Conversations with Self-Advocates: Part II

IvanovaThe Special Hope Foundation recently expanded its Self-Advocacy Advisory Committee, which, among other things, reviews the proposals that the Foundation receives and provides input on whether or not applicants should receive funding, and whether a proposal is designed well for people with disabilities. 

Ivanova Smith, a member of the committee, was born in 1988 in Soviet occupied Latvia where she lived in an institutional orphanage and was diagnosed as developmentally disabled.  When she was adopted at 5, she was still not able to communicate.  Through school she struggled with learning math, reading and writing.  Her family taught her to read because the school was not able to.  Ivanova received special education services from kindergarten to grade 12, and also received support in higher education.  Ivanova lives with her husband, Ian, who loves and supports her. 


How did you learn about the Special Hope Foundation?

Ivanova:  I learned about the foundation from a fellow activist who works for Autistic Self-Advocacy Network (ASAN)

What has been your experience with health care through the years?

Ivanova:  My experience with health care is long.  I had multiple surgeries on my feet and one on my eyes.  So I have that experience being a patient.
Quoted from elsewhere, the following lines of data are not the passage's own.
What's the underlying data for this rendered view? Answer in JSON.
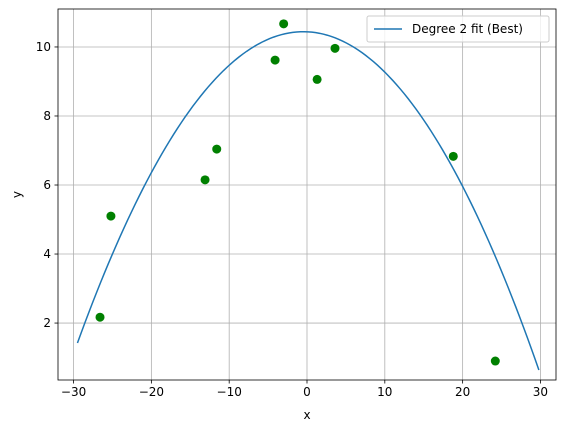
{
  "chart_data": {
    "type": "scatter",
    "xlabel": "x",
    "ylabel": "y",
    "xlim": [
      -32,
      32
    ],
    "ylim": [
      0.35,
      11.1
    ],
    "xticks": [
      -30,
      -20,
      -10,
      0,
      10,
      20,
      30
    ],
    "yticks": [
      2,
      4,
      6,
      8,
      10
    ],
    "grid": true,
    "legend_position": "top-right",
    "scatter": {
      "color": "#008000",
      "points": [
        {
          "x": -26.6,
          "y": 2.17
        },
        {
          "x": -25.2,
          "y": 5.1
        },
        {
          "x": -13.1,
          "y": 6.15
        },
        {
          "x": -11.6,
          "y": 7.04
        },
        {
          "x": -4.1,
          "y": 9.62
        },
        {
          "x": -3.0,
          "y": 10.67
        },
        {
          "x": 1.3,
          "y": 9.06
        },
        {
          "x": 3.6,
          "y": 9.96
        },
        {
          "x": 18.8,
          "y": 6.83
        },
        {
          "x": 24.2,
          "y": 0.9
        }
      ]
    },
    "series": [
      {
        "name": "Degree 2 fit (Best)",
        "color": "#1f77b4",
        "x_range": [
          -29.5,
          29.8
        ],
        "coefficients": [
          10.44,
          -0.01,
          -0.0107
        ]
      }
    ]
  }
}
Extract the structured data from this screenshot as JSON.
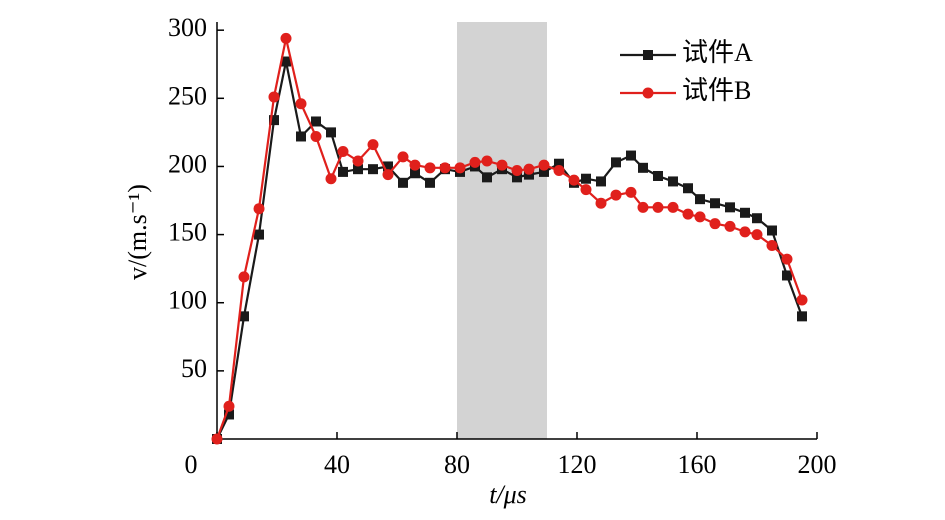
{
  "chart_data": {
    "type": "line",
    "x_label": "t/μs",
    "y_label": "v/(m.s⁻¹)",
    "x": [
      0,
      4,
      9,
      14,
      19,
      23,
      28,
      33,
      38,
      42,
      47,
      52,
      57,
      62,
      66,
      71,
      76,
      81,
      86,
      90,
      95,
      100,
      104,
      109,
      114,
      119,
      123,
      128,
      133,
      138,
      142,
      147,
      152,
      157,
      161,
      166,
      171,
      176,
      180,
      185,
      190,
      195
    ],
    "series": [
      {
        "name": "试件A",
        "color": "#1a1a1a",
        "marker": "square",
        "values": [
          0,
          18,
          90,
          150,
          234,
          277,
          222,
          233,
          225,
          196,
          198,
          198,
          200,
          188,
          195,
          188,
          198,
          196,
          200,
          192,
          198,
          192,
          194,
          196,
          202,
          188,
          191,
          189,
          203,
          208,
          199,
          193,
          189,
          184,
          176,
          173,
          170,
          166,
          162,
          153,
          120,
          90
        ]
      },
      {
        "name": "试件B",
        "color": "#e0201c",
        "marker": "circle",
        "values": [
          0,
          24,
          119,
          169,
          251,
          294,
          246,
          222,
          191,
          211,
          204,
          216,
          194,
          207,
          201,
          199,
          199,
          199,
          203,
          204,
          201,
          197,
          198,
          201,
          197,
          190,
          183,
          173,
          179,
          181,
          170,
          170,
          170,
          165,
          163,
          158,
          156,
          152,
          150,
          142,
          132,
          102
        ]
      }
    ],
    "shaded_region": {
      "x": [
        80,
        110
      ],
      "color": "#d3d3d3"
    },
    "xlim": [
      0,
      200
    ],
    "xticks": [
      0,
      40,
      80,
      120,
      160,
      200
    ],
    "ylim": [
      0,
      306
    ],
    "yticks": [
      50,
      100,
      150,
      200,
      250,
      300
    ],
    "legend": "upper right"
  }
}
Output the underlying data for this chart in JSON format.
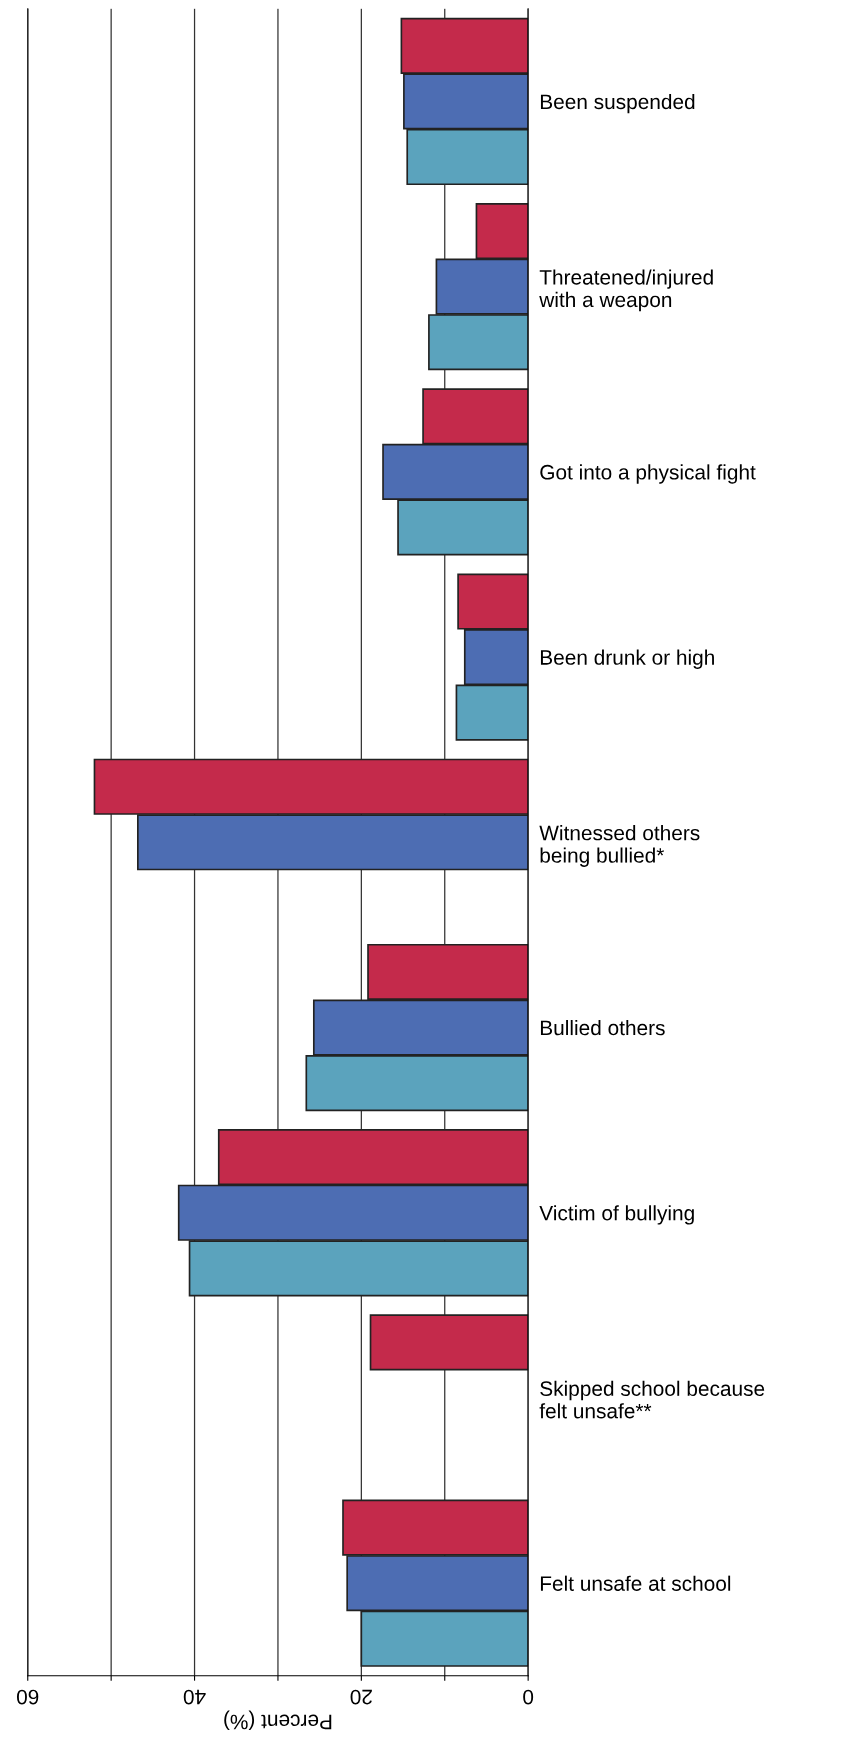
{
  "chart_data": {
    "type": "bar",
    "orientation": "horizontal",
    "xlabel": "Percent (%)",
    "categories": [
      "Been suspended",
      "Threatened/injured\nwith a weapon",
      "Got into a physical fight",
      "Been drunk or high",
      "Witnessed others\nbeing bullied*",
      "Bullied others",
      "Victim of bullying",
      "Skipped school because\nfelt unsafe**",
      "Felt unsafe at school"
    ],
    "series": [
      {
        "color": "#c42a4b",
        "values": [
          15.2,
          6.2,
          12.6,
          8.4,
          52.0,
          19.2,
          37.1,
          18.9,
          22.2
        ]
      },
      {
        "color": "#4d6db3",
        "values": [
          14.9,
          11.0,
          17.4,
          7.6,
          46.8,
          25.7,
          41.9,
          null,
          21.7
        ]
      },
      {
        "color": "#5ba3bd",
        "values": [
          14.5,
          11.9,
          15.6,
          8.6,
          null,
          26.6,
          40.6,
          null,
          20.0
        ]
      }
    ],
    "xlim": [
      60,
      0
    ],
    "xticks": [
      60,
      {
        "value": 50,
        "label": null
      },
      40,
      {
        "value": 30,
        "label": null
      },
      20,
      {
        "value": 10,
        "label": null
      },
      0
    ],
    "grid": "x"
  }
}
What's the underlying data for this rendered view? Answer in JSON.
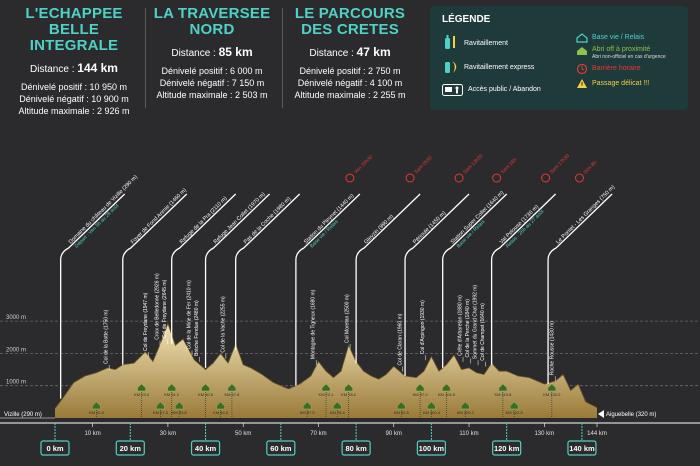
{
  "races": [
    {
      "title_1": "L'ECHAPPEE BELLE",
      "title_2": "INTEGRALE",
      "distance_label": "Distance :",
      "distance_value": "144 km",
      "d_pos": "Dénivelé positif : 10 950 m",
      "d_neg": "Dénivelé négatif : 10 900 m",
      "alt_max": "Altitude maximale : 2 926 m"
    },
    {
      "title_1": "LA TRAVERSEE",
      "title_2": "NORD",
      "distance_label": "Distance :",
      "distance_value": "85 km",
      "d_pos": "Dénivelé positif : 6 000 m",
      "d_neg": "Dénivelé négatif : 7 150 m",
      "alt_max": "Altitude maximale : 2 503 m"
    },
    {
      "title_1": "LE PARCOURS",
      "title_2": "DES CRETES",
      "distance_label": "Distance :",
      "distance_value": "47 km",
      "d_pos": "Dénivelé positif : 2 750 m",
      "d_neg": "Dénivelé négatif : 4 100 m",
      "alt_max": "Altitude maximale : 2 255 m"
    }
  ],
  "legend": {
    "title": "LÉGENDE",
    "ravitaillement": "Ravitaillement",
    "ravitaillement_express": "Ravitaillement express",
    "acces": "Accès public / Abandon",
    "base_vie": "Base vie / Relais",
    "abri": "Abri off à proximité",
    "abri_note": "Abri non-officiel en cas d'urgence",
    "barriere": "Barrière horaire",
    "passage": "Passage délicat !!!",
    "colors": {
      "teal": "#4fd1c5",
      "green": "#8bc34a",
      "red": "#e53935",
      "yellow": "#f5d142"
    }
  },
  "chart_data": {
    "type": "area",
    "title": "",
    "xlabel": "",
    "ylabel": "",
    "xlim": [
      0,
      144
    ],
    "ylim": [
      0,
      3300
    ],
    "y_ticks": [
      {
        "v": 1000,
        "label": "1000 m"
      },
      {
        "v": 2000,
        "label": "2000 m"
      },
      {
        "v": 3000,
        "label": "3000 m"
      }
    ],
    "x_ticks": [
      {
        "v": 10,
        "label": "10 km"
      },
      {
        "v": 30,
        "label": "30 km"
      },
      {
        "v": 50,
        "label": "50 km"
      },
      {
        "v": 70,
        "label": "70 km"
      },
      {
        "v": 90,
        "label": "90 km"
      },
      {
        "v": 110,
        "label": "110 km"
      },
      {
        "v": 130,
        "label": "130 km"
      },
      {
        "v": 144,
        "label": "144 km"
      }
    ],
    "km_markers": [
      {
        "v": 0,
        "label": "0 km"
      },
      {
        "v": 20,
        "label": "20 km"
      },
      {
        "v": 40,
        "label": "40 km"
      },
      {
        "v": 60,
        "label": "60 km"
      },
      {
        "v": 80,
        "label": "80 km"
      },
      {
        "v": 100,
        "label": "100 km"
      },
      {
        "v": 120,
        "label": "120 km"
      },
      {
        "v": 140,
        "label": "140 km"
      }
    ],
    "start_label": "Vizille (290 m)",
    "end_label": "Aiguebelle (320 m)",
    "profile": {
      "x": [
        0,
        2,
        5,
        8,
        11,
        14,
        16,
        18,
        21,
        24,
        26,
        28,
        30,
        32,
        34,
        37,
        40,
        42,
        44,
        46,
        48,
        50,
        52,
        55,
        58,
        62,
        65,
        68,
        70,
        72,
        74,
        76,
        78,
        80,
        82,
        84,
        86,
        88,
        90,
        93,
        96,
        98,
        100,
        102,
        104,
        106,
        108,
        110,
        112,
        114,
        116,
        118,
        120,
        123,
        126,
        130,
        133,
        135,
        137,
        139,
        141,
        143,
        144
      ],
      "y": [
        290,
        600,
        1100,
        1300,
        1400,
        1550,
        1500,
        1650,
        1700,
        2050,
        1750,
        2300,
        2926,
        2250,
        2450,
        1800,
        1500,
        1700,
        2000,
        1700,
        2300,
        1650,
        1550,
        1350,
        1100,
        900,
        1050,
        1300,
        1750,
        1450,
        1250,
        1450,
        2250,
        1750,
        1450,
        1300,
        1200,
        1350,
        1600,
        1300,
        1250,
        1450,
        1900,
        1450,
        1650,
        1950,
        1500,
        1550,
        1400,
        1350,
        1700,
        1450,
        1450,
        1300,
        1250,
        1050,
        1150,
        1350,
        850,
        1050,
        500,
        380,
        320
      ]
    },
    "waypoints": [
      {
        "x": 1.5,
        "y": 600,
        "label": "Domaine du château de Vizille",
        "alt": "(290 m)",
        "sub": "Départ : Ven 5h au 28 août",
        "sub_color": "#4fd1c5"
      },
      {
        "x": 18,
        "y": 1650,
        "label": "Foyer de Fond Arimie",
        "alt": "(1460 m)"
      },
      {
        "x": 31,
        "y": 2300,
        "label": "Refuge de la Pra",
        "alt": "(2110 m)"
      },
      {
        "x": 40,
        "y": 1550,
        "label": "Refuge Jean Collet",
        "alt": "(1970 m)"
      },
      {
        "x": 48,
        "y": 2100,
        "label": "Pas de la Coche",
        "alt": "(1980 m)"
      },
      {
        "x": 64,
        "y": 1000,
        "label": "Station du Pleynet",
        "alt": "(1440 m)",
        "sub": "Base vie / Relais",
        "sub_color": "#4fd1c5"
      },
      {
        "x": 80,
        "y": 1700,
        "label": "Gleyzin",
        "alt": "(990 m)"
      },
      {
        "x": 93,
        "y": 1300,
        "label": "Périoule",
        "alt": "(1450 m)"
      },
      {
        "x": 103,
        "y": 1550,
        "label": "Station Super Collet",
        "alt": "(1640 m)",
        "sub": "Base vie / Relais",
        "sub_color": "#4fd1c5"
      },
      {
        "x": 116,
        "y": 1650,
        "label": "Val Pelouse",
        "alt": "(1736 m)",
        "sub": "Relais : 26h au 27 août",
        "sub_color": "#4fd1c5"
      },
      {
        "x": 131,
        "y": 1050,
        "label": "Le Pontet - Les Granges",
        "alt": "(750 m)"
      }
    ],
    "vertical_labels": [
      {
        "x": 14,
        "y": 1550,
        "label": "Col de la Botte (1750 m)"
      },
      {
        "x": 24.5,
        "y": 1950,
        "label": "Col de Freydane (1947 m)"
      },
      {
        "x": 27.5,
        "y": 2300,
        "label": "Croix de Belledonne (2926 m)"
      },
      {
        "x": 29.5,
        "y": 2350,
        "label": "Col de Freydane (2645 m)"
      },
      {
        "x": 36,
        "y": 2000,
        "label": "Col de la Mine de Fer (2410 m)"
      },
      {
        "x": 38,
        "y": 1800,
        "label": "Brèche Fendue (2480 m)"
      },
      {
        "x": 45,
        "y": 1900,
        "label": "Col de la Vache (2255 m)"
      },
      {
        "x": 69,
        "y": 1700,
        "label": "Montagne de Tigneux (1680 m)"
      },
      {
        "x": 78,
        "y": 2200,
        "label": "Col Moretan (2500 m)"
      },
      {
        "x": 92,
        "y": 1500,
        "label": "Col de Claran (1960 m)"
      },
      {
        "x": 98,
        "y": 1850,
        "label": "Col d'Arpingon (1930 m)"
      },
      {
        "x": 108,
        "y": 1800,
        "label": "Crête d'Arbaretan (1880 m)"
      },
      {
        "x": 110,
        "y": 1750,
        "label": "Col de la Perche (1840 m)"
      },
      {
        "x": 112,
        "y": 1700,
        "label": "Sommet du Grand Chat (1992 m)"
      },
      {
        "x": 114,
        "y": 1650,
        "label": "Col de Champet (1640 m)"
      },
      {
        "x": 132.5,
        "y": 1200,
        "label": "Roche Rousse (1430 m)"
      }
    ],
    "barrier_labels": [
      {
        "x": 64,
        "label": "Ven 20h30"
      },
      {
        "x": 80,
        "label": "Sam 0h30"
      },
      {
        "x": 93,
        "label": "Sam 13h30"
      },
      {
        "x": 103,
        "label": "Sam 16h"
      },
      {
        "x": 116,
        "label": "Sam 17h30"
      },
      {
        "x": 125,
        "label": "Dim 8h"
      }
    ],
    "shelters": [
      {
        "x": 11,
        "label": "KM 10.5"
      },
      {
        "x": 23,
        "label": "KM 23.4"
      },
      {
        "x": 28,
        "label": "KM 27.5"
      },
      {
        "x": 31,
        "label": "KM 31.2"
      },
      {
        "x": 33,
        "label": "KM 33.8"
      },
      {
        "x": 40,
        "label": "KM 40.5"
      },
      {
        "x": 44,
        "label": "KM 44.0"
      },
      {
        "x": 47,
        "label": "KM 47.8"
      },
      {
        "x": 67,
        "label": "KM 67.5"
      },
      {
        "x": 72,
        "label": "KM 72.1"
      },
      {
        "x": 75,
        "label": "KM 75.4"
      },
      {
        "x": 78,
        "label": "KM 78.2"
      },
      {
        "x": 92,
        "label": "KM 92.8"
      },
      {
        "x": 97,
        "label": "KM 97.0"
      },
      {
        "x": 100,
        "label": "KM 100.4"
      },
      {
        "x": 104,
        "label": "KM 104.6"
      },
      {
        "x": 109,
        "label": "KM 109.2"
      },
      {
        "x": 119,
        "label": "KM 119.8"
      },
      {
        "x": 122,
        "label": "KM 122.5"
      },
      {
        "x": 132,
        "label": "KM 132.0"
      }
    ],
    "colors": {
      "fill_top": "#f2e4b5",
      "fill_bottom": "#9a7a3a",
      "grid": "#6a6a6c",
      "axis": "#ffffff",
      "accent": "#4fd1c5"
    }
  }
}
I now work for a medically focused leadership training called the LEND. It stands for Leadership Education in Neurodevelopment and Related Disability.  There I was able to to gain lots of knowledge on how medical issues impact policy.  I was the first Advocate Fellow for LEND in the Fall 2014.  I was fellow for two years then I became UW LEND Advocate Faculty!  I currently help new advocate fellows through the training.  I gain lots knowledge on diagnostic evaluation work and how to screen for different type of disabilities in children.  I also learned about how federal and state policy affect health care for children with developmental disability. 

What is the most common misconception that people have about you?

Ivanova:  Through out my life I not been able to hide my disabilities.  Lots of times people assumed I was slow.  People used “retarded” and “child” to describe me because I hold a little wookies phlushy  as a stress reliever.  My autism is visible because I rock back in forth and have a speech impediment.  But when I start talking about politics or history people see me as having knowledge.  I want to help end this stigma of people with intellectual/developmental disabilities.  When we are adults we should be respected as adults.  We have intellect that can’t be measured with IQ testing, which is  heavily biased for verbal language and math. 

Was there an “aha” moment when you realized that you wanted to advocate not just for yourself, but for others with disabilities too?

Ivanova:  I first wanted to become an advocate when I learned about my rights at Central Washington University.  Before I went there, I was in a job situation where I was treated badly.  I did not know my rights then.  I also did not know my rights in public school where I was bullied greatly.  I helped other people with disabilities not go through what I want through.  CWU give me lots of information on disability justice.  I was able to look at the history of advocacy which inspired me to be a advocate. 

I am a devout Christian and I feel I am called by God to continue this work. 

What kinds of things would you like to accomplish on the Advisory Committee of the Special Hope Foundation?

Ivanova:  I want to help improve health care outcomes for people with disabilities.  I hope I can help find best ways we can support organizations advocate for the rights of people with disabilities so we can have full and happy lives!  We need make sure all disabled people have access to high quality care.  I also want to help educate the  medical community on the importance of not using the mental age model to  explain how intellectual/developmental disabilities affect patients.  Many People with I/DD have been discriminated against and have been barred from rights as adults and were not allowed full autonomy.  The reason for these abuses is because we are seen mentally as children.  And sadly lots of medical professionals use mental age to explain why a person has sudden impairments.  Lots of times these false explanations cause people to lose the right to make their own decision in medical treatment.  This needs to change.  We all grow-up! 

Thank you Ivanova!


The mission of the Special Hope Foundation is to promote the establishment of comprehensive healthcare for adults with developmental disabilities designed to meet their unique and fundamental needs.